Kapitel 4: Die ersten Jahre

An die ersten drei Lebensjahre kann ich mich nicht erinnern, wie wohl die meisten Menschen. Es gibt zahlreiche Fotos aus dieser Zeit und die Geschichten dazu, die mir meine Eltern erzählt haben. Eines dieser Fotos zeigt mich als kleines Baby. Da bin ich erst ein paar Monate alt. Ich liege auf einer Decke auf dem Wohnzimmerboden. Neben mir liegt mein Bruder. Ein kleiner Junge mit vier Jahren. Unter dem Bild hat meine Mama geschrieben: Andreas passt auf Thorsten auf. Als Kind, also zu der Zeit, als ich mich dann schon erinnern konnte, dachte ich immer, wenn ich diese Bild sah: Wow! Meine Eltern hatten ja ein riesiges Vertrauen in meinen Bruder, der mich alleine betreut, während meine Eltern vielleicht gerade irgendwo etwas einkaufen sind oder im Garten oder sonst wo. Mein großer Bruder musste stolz darauf sein, dachte ich lange. Erst lange Zeit später, als ich so acht oder neun Jahre alt war, dachte ich mir dann, wer hat denn dann bitte das Foto gemacht? Er hat doch alleine auf mich aufgepasst und einen Selbstauslöser gab‘s an unseren Fotoapparaten nicht?

Das erste Ereignis, an dass ich mich noch zurück erinnern kann, war mein dritter Geburtstag. Die Erinnerung beginnt damit, dass ich in der Küche spielte. Ich hatte einen Zirkuswagen von Playmobil geschenkt bekommen.  Das ich dabei drei Jahre alt wurde, war mir mein ganzes Leben so bewusst, bis ich jetzt gerade einmal recherchiert habe und feststellen musste, dass der Zirkuswohnwagen mit der Nummer 3477 erst im Juli 1982 verkauft wurde. 

Vielleicht war es dann doch ein früheres Ereignis, welches mir auch noch tief im Kopf eingebrannt ist. Ich hatte, wie wohl die meisten Kinder hierzulande, ein Bobbycar, in rot. Mit dem bin ich wohl immer durch unseren Garten und den Hof gerast. Dabei ist wohl irgendwann ein Rad abgebrochen. Mein Opa, der gelernter Schreiner war, sollte das wieder reparieren. Also fuhren wir, mit dem Bobbycar im Kofferraum, zu meinen Großeltern, die wir mindestens 2 Mal die Woche besucht hatten. Ich war dabei, als mein Vater meinem Opa das Bobbycar in die Werkstatt gebracht hatte. Das war das letzte Mal, dass ich mein geliebtes Bobbycar gesehen hatte. Mein Opa hatte es scheinbar nicht reparieren können und somit konnte ich damit nicht mehr spielen. (Heute bin ich der, dem meine Kinder regelmäßig Spielzeug in meine Werkstatt bringen, das ich dann reparieren soll.)

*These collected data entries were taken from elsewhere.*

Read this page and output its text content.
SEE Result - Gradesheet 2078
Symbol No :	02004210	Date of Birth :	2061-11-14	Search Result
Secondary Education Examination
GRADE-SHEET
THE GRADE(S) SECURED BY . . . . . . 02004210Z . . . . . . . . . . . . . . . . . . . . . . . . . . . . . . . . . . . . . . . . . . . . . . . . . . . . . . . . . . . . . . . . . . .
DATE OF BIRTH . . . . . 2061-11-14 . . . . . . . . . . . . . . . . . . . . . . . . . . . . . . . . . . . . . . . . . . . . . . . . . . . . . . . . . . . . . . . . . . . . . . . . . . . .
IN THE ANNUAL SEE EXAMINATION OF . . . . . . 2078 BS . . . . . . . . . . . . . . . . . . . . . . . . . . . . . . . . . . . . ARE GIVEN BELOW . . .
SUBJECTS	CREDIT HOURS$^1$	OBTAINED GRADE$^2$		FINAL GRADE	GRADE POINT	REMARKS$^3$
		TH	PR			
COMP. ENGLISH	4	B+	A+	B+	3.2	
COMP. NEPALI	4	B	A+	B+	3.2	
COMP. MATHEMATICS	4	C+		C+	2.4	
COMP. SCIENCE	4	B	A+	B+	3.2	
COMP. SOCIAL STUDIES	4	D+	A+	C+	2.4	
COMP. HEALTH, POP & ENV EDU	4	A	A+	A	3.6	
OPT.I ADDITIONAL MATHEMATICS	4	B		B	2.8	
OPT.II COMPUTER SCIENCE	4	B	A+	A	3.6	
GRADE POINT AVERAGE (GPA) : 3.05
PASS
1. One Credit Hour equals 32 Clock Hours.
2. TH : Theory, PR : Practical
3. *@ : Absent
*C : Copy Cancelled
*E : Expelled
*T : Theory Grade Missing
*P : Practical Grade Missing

v.l.n.r.: Oma Anni, ich, meine Mama Brigitte, stehend mein Opa Anton, meine Uroma (etwa 1980)

Ich kann mich auch ein einen Tag in meinem frühkindlichen Leben erinnern, an dem unsere Ur-Großmutter zu Besuch kam. Eine uralte Frau, sehr dünn. Ich hatte, wie so oft, meinen alten ausgedienten Fotoapparat in der braunen Ledertasche um meinen Hals und machte von allem und jedem fiktive Fotos. Dass es so war, davon zeugen zahlreiche Fotos, die allerdings meine Eltern von mir gemacht hatten. Ob ich mich an diesen Tag aber wirklich erinnern kann, oder ob er durch die Fotos in meinem Kopf geblieben ist, kann ich aber nicht mit 100%iger Sicherheit sagen.